For each spatial block of size \( s \times s \), we define a block-wise downsampling matrix:
\[ \mathbf{D}_{s\times s}:\mathbb{R}^{(s\times s)\times d} \rightarrow \mathbb{R}^{d}. \]
Aggregating block-wise matrices over the spatial domain forms the global operator:
\[ \mathbf{D}_k \triangleq \Bigg( \bigoplus_{i=1}^{h/s} \;\bigoplus_{j=1}^{w/s} \mathbf{D}_{s\times s, k}^{(i,j)} \Bigg) \Pi, \quad k\in \{1,\dots,s^2\}. \]
The candidate set is defined as:
\[ \mathcal{D}_{\text{down}} \triangleq \{\mathbf{D}_1,\dots,\mathbf{D}_{s^2}\}, \quad \mathbf{D}_i \odot \mathbf{D}_j = \mathbf{0} \;(i\neq j). \]
We select the optimal matrix via:
\[ \mathbf{D}^\ast = \arg\min_{i=1,\dots,s^2} \|[\mathbf{D}_i, v_\theta](x_t, t)\|. \]
The downsampled latent is defined as:
\[ x_t^\downarrow \triangleq \mathbf{D}^\ast x_t. \]
Commutator-Zero Guidance
Instead of using gradient backpropagation to update \( x_t \), we adopt a fixed-point iteration–like update rule:
\[ x_t^{\downarrow,k+1} = x_t^{\downarrow,k} + \alpha \left( \mathbf{D}^\ast v_\theta(x_t,t) - v_\theta(x_t^{\downarrow,k}, t) \right). \]

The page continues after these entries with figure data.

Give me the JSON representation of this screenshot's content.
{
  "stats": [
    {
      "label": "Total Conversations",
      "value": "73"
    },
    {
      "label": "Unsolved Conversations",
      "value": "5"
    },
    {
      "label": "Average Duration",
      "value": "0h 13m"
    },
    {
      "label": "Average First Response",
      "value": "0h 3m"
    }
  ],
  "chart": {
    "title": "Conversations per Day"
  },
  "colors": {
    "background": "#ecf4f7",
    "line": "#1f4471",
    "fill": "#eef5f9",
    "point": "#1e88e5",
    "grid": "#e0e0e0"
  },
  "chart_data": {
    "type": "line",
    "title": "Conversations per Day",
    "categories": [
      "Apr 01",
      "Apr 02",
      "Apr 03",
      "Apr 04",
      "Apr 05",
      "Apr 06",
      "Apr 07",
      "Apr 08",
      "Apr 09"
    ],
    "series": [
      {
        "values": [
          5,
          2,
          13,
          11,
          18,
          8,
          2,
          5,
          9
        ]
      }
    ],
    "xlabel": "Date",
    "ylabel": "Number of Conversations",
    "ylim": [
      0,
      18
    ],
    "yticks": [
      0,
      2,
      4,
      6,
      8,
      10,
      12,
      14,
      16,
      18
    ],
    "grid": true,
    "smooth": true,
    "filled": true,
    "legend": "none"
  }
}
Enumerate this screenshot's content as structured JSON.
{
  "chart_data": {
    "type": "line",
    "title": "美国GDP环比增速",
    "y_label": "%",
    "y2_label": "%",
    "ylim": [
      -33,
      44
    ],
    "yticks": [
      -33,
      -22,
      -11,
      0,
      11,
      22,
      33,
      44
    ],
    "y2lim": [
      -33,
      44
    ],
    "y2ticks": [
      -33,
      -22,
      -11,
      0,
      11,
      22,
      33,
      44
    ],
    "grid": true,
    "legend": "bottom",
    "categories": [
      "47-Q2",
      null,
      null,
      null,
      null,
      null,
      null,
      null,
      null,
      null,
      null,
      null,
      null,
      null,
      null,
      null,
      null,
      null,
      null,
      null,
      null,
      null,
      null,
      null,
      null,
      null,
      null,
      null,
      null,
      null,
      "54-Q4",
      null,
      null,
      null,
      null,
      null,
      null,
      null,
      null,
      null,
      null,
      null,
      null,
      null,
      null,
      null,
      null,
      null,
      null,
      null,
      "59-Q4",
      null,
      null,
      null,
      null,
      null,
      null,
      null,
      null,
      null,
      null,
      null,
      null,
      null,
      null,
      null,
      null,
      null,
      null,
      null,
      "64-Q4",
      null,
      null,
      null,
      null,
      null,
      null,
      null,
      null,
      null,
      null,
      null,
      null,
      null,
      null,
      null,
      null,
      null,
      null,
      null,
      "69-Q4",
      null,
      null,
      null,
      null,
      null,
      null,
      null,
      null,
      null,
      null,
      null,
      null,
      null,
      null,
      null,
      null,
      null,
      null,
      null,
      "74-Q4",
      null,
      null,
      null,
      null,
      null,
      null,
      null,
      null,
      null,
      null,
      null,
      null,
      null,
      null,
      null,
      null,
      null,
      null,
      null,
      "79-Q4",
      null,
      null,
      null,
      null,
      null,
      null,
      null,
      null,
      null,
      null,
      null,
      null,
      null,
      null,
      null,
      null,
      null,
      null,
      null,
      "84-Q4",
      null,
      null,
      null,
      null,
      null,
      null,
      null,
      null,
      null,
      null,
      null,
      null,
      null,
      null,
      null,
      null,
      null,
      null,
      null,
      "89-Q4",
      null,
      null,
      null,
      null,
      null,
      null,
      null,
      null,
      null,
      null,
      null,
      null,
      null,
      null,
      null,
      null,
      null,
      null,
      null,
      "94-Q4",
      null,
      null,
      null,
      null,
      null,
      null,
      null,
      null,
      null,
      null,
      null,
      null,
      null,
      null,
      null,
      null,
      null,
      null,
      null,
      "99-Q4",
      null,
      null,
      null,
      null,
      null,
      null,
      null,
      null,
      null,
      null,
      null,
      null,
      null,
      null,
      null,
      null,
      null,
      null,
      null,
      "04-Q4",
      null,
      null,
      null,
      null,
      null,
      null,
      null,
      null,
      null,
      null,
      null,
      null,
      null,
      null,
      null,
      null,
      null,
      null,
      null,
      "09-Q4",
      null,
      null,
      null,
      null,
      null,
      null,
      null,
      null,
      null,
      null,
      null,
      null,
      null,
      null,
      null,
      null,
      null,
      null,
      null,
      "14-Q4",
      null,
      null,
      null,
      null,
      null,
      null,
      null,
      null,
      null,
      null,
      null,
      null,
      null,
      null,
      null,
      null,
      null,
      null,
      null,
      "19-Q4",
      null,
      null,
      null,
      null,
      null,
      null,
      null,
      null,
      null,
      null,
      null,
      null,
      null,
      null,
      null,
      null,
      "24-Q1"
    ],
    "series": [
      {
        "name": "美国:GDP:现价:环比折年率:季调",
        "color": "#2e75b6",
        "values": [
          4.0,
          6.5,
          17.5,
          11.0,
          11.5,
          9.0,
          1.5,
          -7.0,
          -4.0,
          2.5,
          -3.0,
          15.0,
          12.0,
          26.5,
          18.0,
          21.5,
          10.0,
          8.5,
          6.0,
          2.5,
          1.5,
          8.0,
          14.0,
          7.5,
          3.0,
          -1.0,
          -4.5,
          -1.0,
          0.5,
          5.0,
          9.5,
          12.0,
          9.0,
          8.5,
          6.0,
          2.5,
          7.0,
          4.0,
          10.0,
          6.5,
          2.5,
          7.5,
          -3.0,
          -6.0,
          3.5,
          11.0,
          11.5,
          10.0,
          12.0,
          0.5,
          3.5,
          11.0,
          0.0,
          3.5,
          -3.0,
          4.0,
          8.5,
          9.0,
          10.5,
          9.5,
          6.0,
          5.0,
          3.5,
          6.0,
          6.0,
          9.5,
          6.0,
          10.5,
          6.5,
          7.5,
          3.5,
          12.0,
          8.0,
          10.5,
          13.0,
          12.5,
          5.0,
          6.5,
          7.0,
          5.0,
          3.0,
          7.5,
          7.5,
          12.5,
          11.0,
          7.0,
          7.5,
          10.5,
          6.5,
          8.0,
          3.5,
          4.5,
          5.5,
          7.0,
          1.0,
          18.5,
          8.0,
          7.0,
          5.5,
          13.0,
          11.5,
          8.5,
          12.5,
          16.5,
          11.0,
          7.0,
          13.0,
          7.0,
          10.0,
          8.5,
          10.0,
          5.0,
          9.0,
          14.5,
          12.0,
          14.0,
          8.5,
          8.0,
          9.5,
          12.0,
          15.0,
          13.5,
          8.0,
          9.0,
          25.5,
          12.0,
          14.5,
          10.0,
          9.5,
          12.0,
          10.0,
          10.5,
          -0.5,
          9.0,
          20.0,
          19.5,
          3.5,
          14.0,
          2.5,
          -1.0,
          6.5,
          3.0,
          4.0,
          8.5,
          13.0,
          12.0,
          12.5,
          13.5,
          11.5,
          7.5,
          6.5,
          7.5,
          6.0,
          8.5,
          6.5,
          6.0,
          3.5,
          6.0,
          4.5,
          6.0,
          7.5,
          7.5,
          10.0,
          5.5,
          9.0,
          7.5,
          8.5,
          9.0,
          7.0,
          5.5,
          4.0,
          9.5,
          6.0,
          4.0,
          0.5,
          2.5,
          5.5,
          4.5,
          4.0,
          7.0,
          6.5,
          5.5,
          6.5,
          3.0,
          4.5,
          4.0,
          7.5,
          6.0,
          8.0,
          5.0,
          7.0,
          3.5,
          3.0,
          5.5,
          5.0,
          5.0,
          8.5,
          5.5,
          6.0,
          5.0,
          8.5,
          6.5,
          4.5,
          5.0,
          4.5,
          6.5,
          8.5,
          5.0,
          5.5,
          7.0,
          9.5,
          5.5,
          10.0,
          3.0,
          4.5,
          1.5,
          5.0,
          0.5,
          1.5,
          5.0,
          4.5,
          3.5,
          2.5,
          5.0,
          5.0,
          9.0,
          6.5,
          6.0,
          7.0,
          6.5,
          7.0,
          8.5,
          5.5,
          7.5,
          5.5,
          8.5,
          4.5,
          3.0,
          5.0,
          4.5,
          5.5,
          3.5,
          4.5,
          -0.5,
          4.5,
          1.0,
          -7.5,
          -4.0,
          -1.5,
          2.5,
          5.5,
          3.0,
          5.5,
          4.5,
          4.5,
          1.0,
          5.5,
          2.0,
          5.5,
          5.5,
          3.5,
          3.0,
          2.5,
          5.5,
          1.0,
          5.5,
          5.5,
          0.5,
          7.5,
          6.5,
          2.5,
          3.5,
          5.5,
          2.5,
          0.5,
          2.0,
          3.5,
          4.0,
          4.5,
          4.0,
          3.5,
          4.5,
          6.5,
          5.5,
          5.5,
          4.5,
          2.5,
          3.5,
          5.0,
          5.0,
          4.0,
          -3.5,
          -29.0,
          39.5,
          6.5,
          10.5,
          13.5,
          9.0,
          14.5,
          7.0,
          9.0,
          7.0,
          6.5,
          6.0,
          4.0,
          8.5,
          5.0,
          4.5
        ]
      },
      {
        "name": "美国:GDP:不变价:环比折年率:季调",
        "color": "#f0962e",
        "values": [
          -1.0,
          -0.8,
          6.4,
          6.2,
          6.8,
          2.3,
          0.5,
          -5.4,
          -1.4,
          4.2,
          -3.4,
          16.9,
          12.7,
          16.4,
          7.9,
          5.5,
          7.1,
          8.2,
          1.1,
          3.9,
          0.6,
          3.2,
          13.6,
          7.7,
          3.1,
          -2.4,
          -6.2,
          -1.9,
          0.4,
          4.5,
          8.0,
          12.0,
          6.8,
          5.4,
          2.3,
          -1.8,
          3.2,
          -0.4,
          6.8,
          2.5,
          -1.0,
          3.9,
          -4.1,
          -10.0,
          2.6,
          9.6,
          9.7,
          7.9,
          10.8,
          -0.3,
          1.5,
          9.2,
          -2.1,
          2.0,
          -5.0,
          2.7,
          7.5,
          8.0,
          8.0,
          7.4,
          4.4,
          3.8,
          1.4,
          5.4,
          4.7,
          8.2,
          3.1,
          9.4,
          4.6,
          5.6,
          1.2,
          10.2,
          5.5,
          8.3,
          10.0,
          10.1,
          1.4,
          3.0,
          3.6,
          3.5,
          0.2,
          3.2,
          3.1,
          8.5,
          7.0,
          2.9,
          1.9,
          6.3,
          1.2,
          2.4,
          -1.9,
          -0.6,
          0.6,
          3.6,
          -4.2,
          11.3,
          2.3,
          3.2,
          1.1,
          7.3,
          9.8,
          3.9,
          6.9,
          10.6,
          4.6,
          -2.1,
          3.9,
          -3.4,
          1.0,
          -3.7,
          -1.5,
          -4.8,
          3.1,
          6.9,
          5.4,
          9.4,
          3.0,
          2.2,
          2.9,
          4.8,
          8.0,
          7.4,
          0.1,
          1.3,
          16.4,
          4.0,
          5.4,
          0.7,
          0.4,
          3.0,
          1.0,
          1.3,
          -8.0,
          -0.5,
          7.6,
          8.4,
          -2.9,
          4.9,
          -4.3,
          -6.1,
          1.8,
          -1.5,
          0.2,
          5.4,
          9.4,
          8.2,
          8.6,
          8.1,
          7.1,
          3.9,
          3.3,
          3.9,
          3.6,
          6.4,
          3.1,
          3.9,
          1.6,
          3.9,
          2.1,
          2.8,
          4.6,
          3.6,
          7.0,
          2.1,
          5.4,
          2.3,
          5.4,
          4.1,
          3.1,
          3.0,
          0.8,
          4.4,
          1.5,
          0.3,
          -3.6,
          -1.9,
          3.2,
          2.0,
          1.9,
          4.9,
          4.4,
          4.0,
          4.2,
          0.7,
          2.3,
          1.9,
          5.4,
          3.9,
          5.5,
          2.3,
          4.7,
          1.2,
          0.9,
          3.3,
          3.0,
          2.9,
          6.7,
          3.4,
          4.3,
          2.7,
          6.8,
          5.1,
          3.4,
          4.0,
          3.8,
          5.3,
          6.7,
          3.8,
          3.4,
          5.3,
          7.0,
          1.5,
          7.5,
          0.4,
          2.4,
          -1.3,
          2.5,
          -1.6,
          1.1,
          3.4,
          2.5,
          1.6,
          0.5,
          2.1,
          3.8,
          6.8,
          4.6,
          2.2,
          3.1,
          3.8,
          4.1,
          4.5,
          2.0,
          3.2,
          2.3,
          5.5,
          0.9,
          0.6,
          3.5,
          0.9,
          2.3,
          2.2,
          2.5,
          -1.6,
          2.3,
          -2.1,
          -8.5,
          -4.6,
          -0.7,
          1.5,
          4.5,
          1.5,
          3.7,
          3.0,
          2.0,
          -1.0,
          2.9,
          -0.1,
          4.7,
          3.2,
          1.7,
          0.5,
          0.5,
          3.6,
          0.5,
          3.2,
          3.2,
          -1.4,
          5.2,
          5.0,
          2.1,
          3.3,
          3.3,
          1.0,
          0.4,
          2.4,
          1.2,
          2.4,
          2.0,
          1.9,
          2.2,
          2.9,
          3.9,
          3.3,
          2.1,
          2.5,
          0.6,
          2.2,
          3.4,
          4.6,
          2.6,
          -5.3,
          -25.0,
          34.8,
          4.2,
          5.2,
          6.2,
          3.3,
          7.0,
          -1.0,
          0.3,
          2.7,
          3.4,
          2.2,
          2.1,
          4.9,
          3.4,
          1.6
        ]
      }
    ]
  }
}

However, computing \( v_\theta(x_t,t) \) at every step is expensive. We therefore leverage a property of rectified flow:
\[ v_\theta(x_{t_0}, t) \approx v_\theta(x_{t_0+\Delta t}, t+\Delta t). \]
Using this approximation, we reuse the previously computed velocity at timestep \( t_D \):
\[ x_t^{\downarrow,k+1} = x_t^{\downarrow,k} + \alpha \left( \mathbf{D}^\ast v_\theta(x_{t_D}, t_D) - v_\theta(x_t^{\downarrow,k}, t) \right). \]
This enables efficient updates using only \( v_\theta(x_t^{\downarrow,k}, t) \), which is substantially cheaper than evaluating \( v_\theta(x_t, t) \).
Overall Framework
Quantitative Results
Quantitative comparison on FLUX.1-dev and SD3.5-L. Using the FLUX.1-dev and Stable Diffusion 3.5-Large (SD3.5-L) models with \( \text{NFE}=30 \), we generate HR (\(1024\times1024\)) reference images. We compare three variants: (i) reduced-NFE generation, (ii) LR (\(512\times512\)) generation with the same NFE, and (iii) a na"ive baseline applying nearest downsampling at timestep \( t_D \). Each method is evaluated for computational efficiency, image quality, and consistency with the reference. Numbers in parentheses denote the NFE used; if omitted, \( \text{NFE}=30 \) is applied as in the reference. We denote the best performance in bold and second-best performance with underline.
Qualitative Results
Qualitative comparison of our proposed method. While other simple alternatives often result in changes to composition, object size, or even color tone, our proposed approach synthesizes low-resolution images faster while preserving the composition and color fidelity of the original image. The prompts used for image generation are provided in the supplementary materials.
Generalization of Commutator-zero Guidance
Generalization of commutator-zero guidance. We show that commutator-zero guidance can be expanded to other operations. For warping, a large kernel (\(128\times128\)) with correlation correction produces distortion, while our method effectively handles artifacts. For translation, na"ive cause noticeable difference and unintended objects, whereas ours preserves image content.
Video Previews
We conducted video synthesis experiments with HunyuanVideo and found that the reduced timestep baseline (NFE 50→30) produces inconsistent compositions as frames increase, while our method generates perceptually consistent LR videos with 1.75× speedup (1,661 sec (Original) / 1,025 sec (Reduced) / 951 sec (Ours) on 120 frames generation).